The anemia associated with targeting CD47 has led other companies to design their medicines to avoid this problem. I-Mab designs its antibodies in a way that reduces their ability to bind to red blood cells. That Shanghai-based biotech is developing its CD47 drug under a partnership with AbbVie. Arch Oncology, which raised $103 million in financing last year, is also developing antibodies with a lower propensity for binding to healthy cells.

Pfizer recently closed its $2.3 billion acquisition of CD47 drug developer Trillium Therapeutics. Trillium’s drugs are fusion proteins that in addition to blocking CD47 also engage macrophages with an additional “eat me” signal. In early-stage clinical data, Trillium had reported minimal binding of its drugs to red blood cells.

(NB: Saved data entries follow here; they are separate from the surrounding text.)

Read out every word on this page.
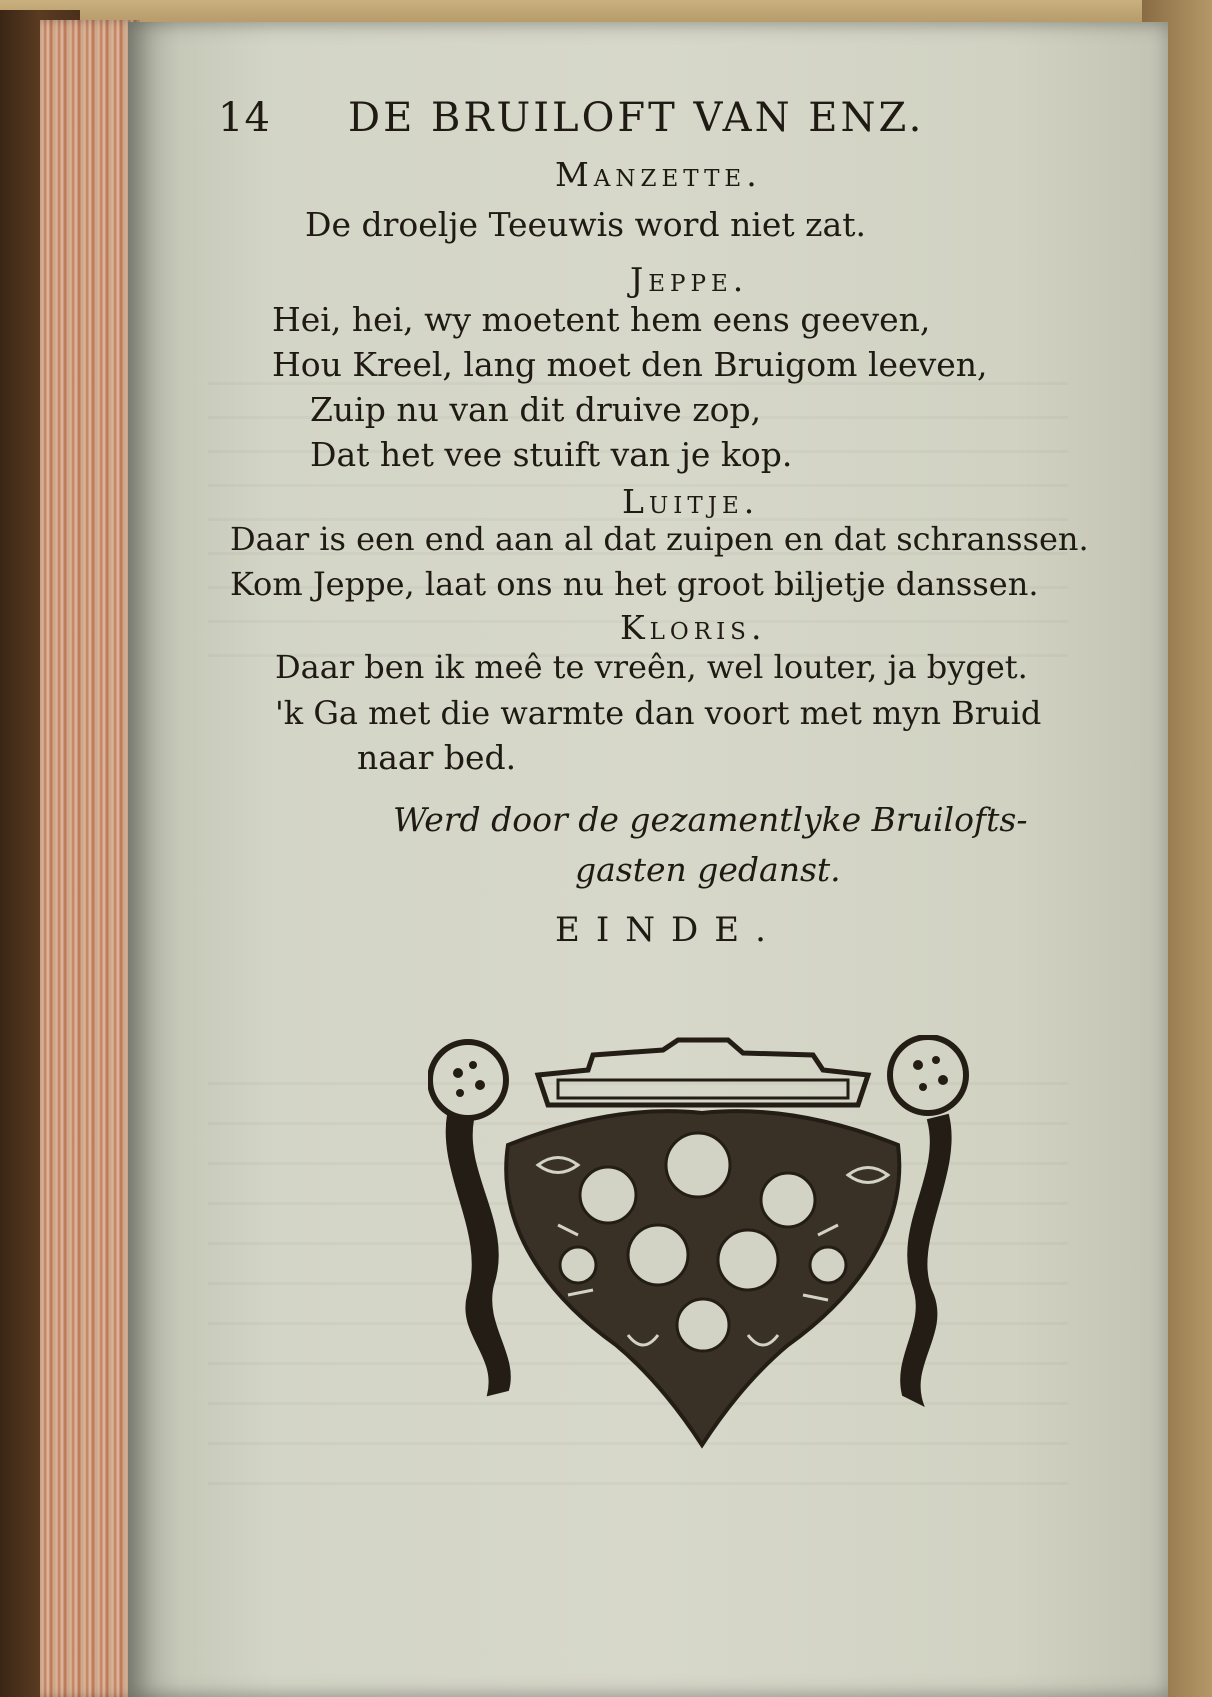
14 DE BRUILOFT VAN ENZ.
Manzette.
De droelje Teeuwis word niet zat.
Jeppe.
Hei, hei, wy moetent hem eens geeven,
Hou Kreel, lang moet den Bruigom leeven,
Zuip nu van dit druive zop,
Dat het vee stuift van je kop.
Luitje.
Daar is een end aan al dat zuipen en dat schranssen.
Kom Jeppe, laat ons nu het groot biljetje danssen.
Kloris.
Daar ben ik meê te vreên, wel louter, ja byget.
'k Ga met die warmte dan voort met myn Bruid
naar bed.
Werd door de gezamentlyke Bruilofts-
gasten gedanst.
EINDE.
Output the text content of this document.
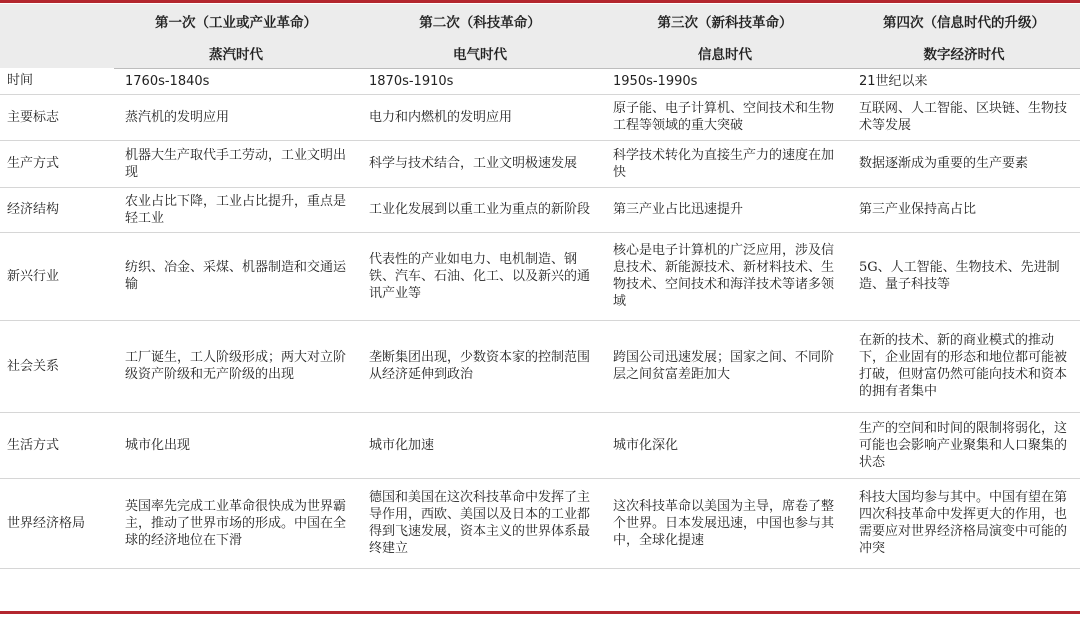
	第一次（工业或产业革命）	第二次（科技革命）	第三次（新科技革命）	第四次（信息时代的升级）
	蒸汽时代	电气时代	信息时代	数字经济时代
时间	1760s-1840s	1870s-1910s	1950s-1990s	21世纪以来
主要标志	蒸汽机的发明应用	电力和内燃机的发明应用	原子能、电子计算机、空间技术和生物工程等领域的重大突破	互联网、人工智能、区块链、生物技术等发展
生产方式	机器大生产取代手工劳动，工业文明出现	科学与技术结合，工业文明极速发展	科学技术转化为直接生产力的速度在加快	数据逐渐成为重要的生产要素
经济结构	农业占比下降，工业占比提升，重点是轻工业	工业化发展到以重工业为重点的新阶段	第三产业占比迅速提升	第三产业保持高占比
新兴行业	纺织、冶金、采煤、机器制造和交通运输	代表性的产业如电力、电机制造、钢铁、汽车、石油、化工、以及新兴的通讯产业等	核心是电子计算机的广泛应用，涉及信息技术、新能源技术、新材料技术、生物技术、空间技术和海洋技术等诸多领域	5G、人工智能、生物技术、先进制造、量子科技等
社会关系	工厂诞生，工人阶级形成；两大对立阶级资产阶级和无产阶级的出现	垄断集团出现，少数资本家的控制范围从经济延伸到政治	跨国公司迅速发展；国家之间、不同阶层之间贫富差距加大	在新的技术、新的商业模式的推动下，企业固有的形态和地位都可能被打破，但财富仍然可能向技术和资本的拥有者集中
生活方式	城市化出现	城市化加速	城市化深化	生产的空间和时间的限制将弱化，这可能也会影响产业聚集和人口聚集的状态
世界经济格局	英国率先完成工业革命很快成为世界霸主，推动了世界市场的形成。中国在全球的经济地位在下滑	德国和美国在这次科技革命中发挥了主导作用，西欧、美国以及日本的工业都得到飞速发展，资本主义的世界体系最终建立	这次科技革命以美国为主导，席卷了整个世界。日本发展迅速，中国也参与其中，全球化提速	科技大国均参与其中。中国有望在第四次科技革命中发挥更大的作用，也需要应对世界经济格局演变中可能的冲突
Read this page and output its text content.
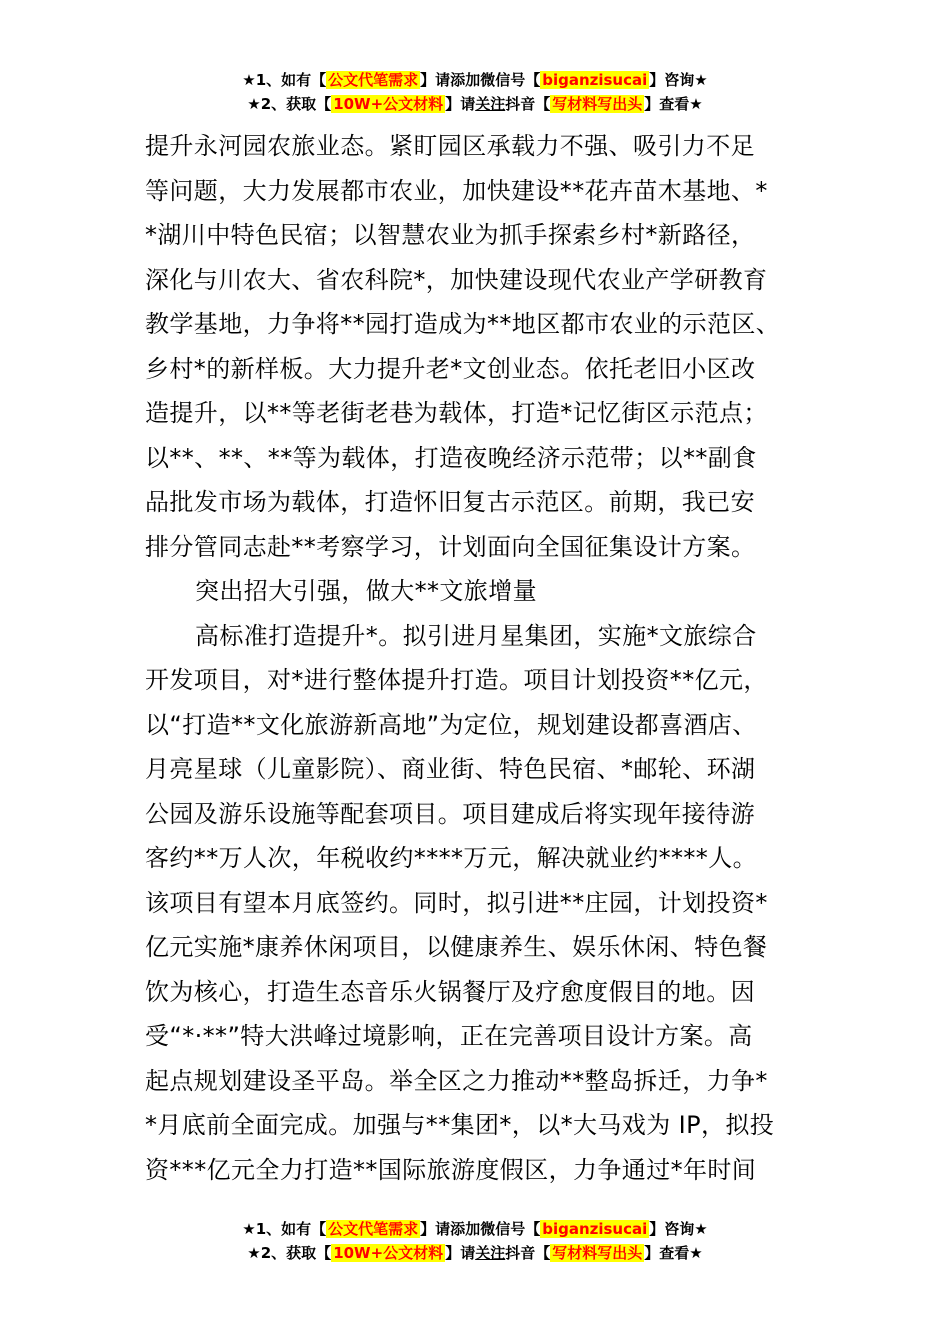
★1、如有【 公文代笔需求 】请添加微信号【 biganzisucai 】咨询★
★2、获取【 10W+公文材料 】请关注抖音【 写材料写出头 】查看★
提升永河园农旅业态。紧盯园区承载力不强、吸引力不足
等问题，大力发展都市农业，加快建设**花卉苗木基地、*
*湖川中特色民宿；以智慧农业为抓手探索乡村*新路径，
深化与川农大、省农科院*，加快建设现代农业产学研教育
教学基地，力争将**园打造成为**地区都市农业的示范区、
乡村*的新样板。大力提升老*文创业态。依托老旧小区改
造提升，以**等老街老巷为载体，打造*记忆街区示范点；
以**、**、**等为载体，打造夜晚经济示范带；以**副食
品批发市场为载体，打造怀旧复古示范区。前期，我已安
排分管同志赴**考察学习，计划面向全国征集设计方案。
突出招大引强，做大**文旅增量
高标准打造提升*。拟引进月星集团，实施*文旅综合
开发项目，对*进行整体提升打造。项目计划投资**亿元，
以“打造**文化旅游新高地”为定位，规划建设都喜酒店、
月亮星球（儿童影院）、商业街、特色民宿、*邮轮、环湖
公园及游乐设施等配套项目。项目建成后将实现年接待游
客约**万人次，年税收约****万元，解决就业约****人。
该项目有望本月底签约。同时，拟引进**庄园，计划投资*
亿元实施*康养休闲项目，以健康养生、娱乐休闲、特色餐
饮为核心，打造生态音乐火锅餐厅及疗愈度假目的地。因
受“*·**”特大洪峰过境影响，正在完善项目设计方案。高
起点规划建设圣平岛。举全区之力推动**整岛拆迁，力争*
*月底前全面完成。加强与**集团*，以*大马戏为 IP，拟投
资***亿元全力打造**国际旅游度假区，力争通过*年时间
★1、如有【 公文代笔需求 】请添加微信号【 biganzisucai 】咨询★
★2、获取【 10W+公文材料 】请关注抖音【 写材料写出头 】查看★
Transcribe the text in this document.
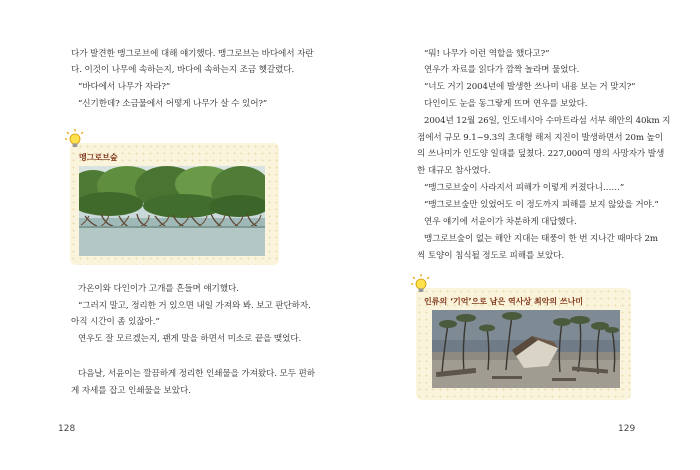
다가 발견한 맹그로브에 대해 얘기했다. 맹그로브는 바다에서 자란

다. 이것이 나무에 속하는지, 바다에 속하는지 조금 헷갈렸다.

“바다에서 나무가 자라?”

“신기한데? 소금물에서 어떻게 나무가 살 수 있어?”

맹그로브숲

가온이와 다인이가 고개를 흔들며 얘기했다.

“그러지 말고, 정리한 거 있으면 내일 가져와 봐. 보고 판단하자.

아직 시간이 좀 있잖아.”

연우도 잘 모르겠는지, 괜게 말을 하면서 미소로 끝을 맺었다.

다음날, 서윤이는 깔끔하게 정리한 인쇄물을 가져왔다. 모두 편하

게 자세를 잡고 인쇄물을 보았다.

128

“뭐! 나무가 이런 역할을 했다고?”

연우가 자료를 읽다가 깜짝 놀라며 물었다.

“너도 거기 2004년에 발생한 쓰나미 내용 보는 거 맞지?”

다인이도 눈을 동그랗게 뜨며 연우를 보았다.

2004년 12월 26일, 인도네시아 수마트라섬 서부 해안의 40km 지

점에서 규모 9.1~9.3의 초대형 해저 지진이 발생하면서 20m 높이

의 쓰나미가 인도양 일대를 덮쳤다. 227,000여 명의 사망자가 발생

한 대규모 참사였다.

“맹그로브숲이 사라지서 피해가 이렇게 커졌다니……”

“맹그로브숲만 있었어도 이 정도까지 피해를 보지 않았을 거야.”

연우 얘기에 서윤이가 차분하게 대답했다.

맹그로브숲이 없는 해안 지대는 태풍이 한 번 지나간 때마다 2m

씩 토양이 침식될 정도로 피해를 보았다.

인류의 ‘기억’으로 남은 역사상 최악의 쓰나미
129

Gilead said that the patients already enrolled in the clinical trials now under a partial hold will be closely monitored according to the current protocols for those studies. The magrolimab clinical trials that are continuing unaffected by the partial hold span diffuse large B-cell lymphoma, multiple myeloma, head and neck squamous cell carcinoma, solid tumors, triple-negative breast cancer, and a planned study in colorectal cancer that is not yet recruiting patients.

“The safety and well-being of people enrolled in our studies is our top priority,” Gilead Chief Medical Officer Merdad Parsey said in a prepared statement. “We will share more information with the medical and patient community as soon as we can.”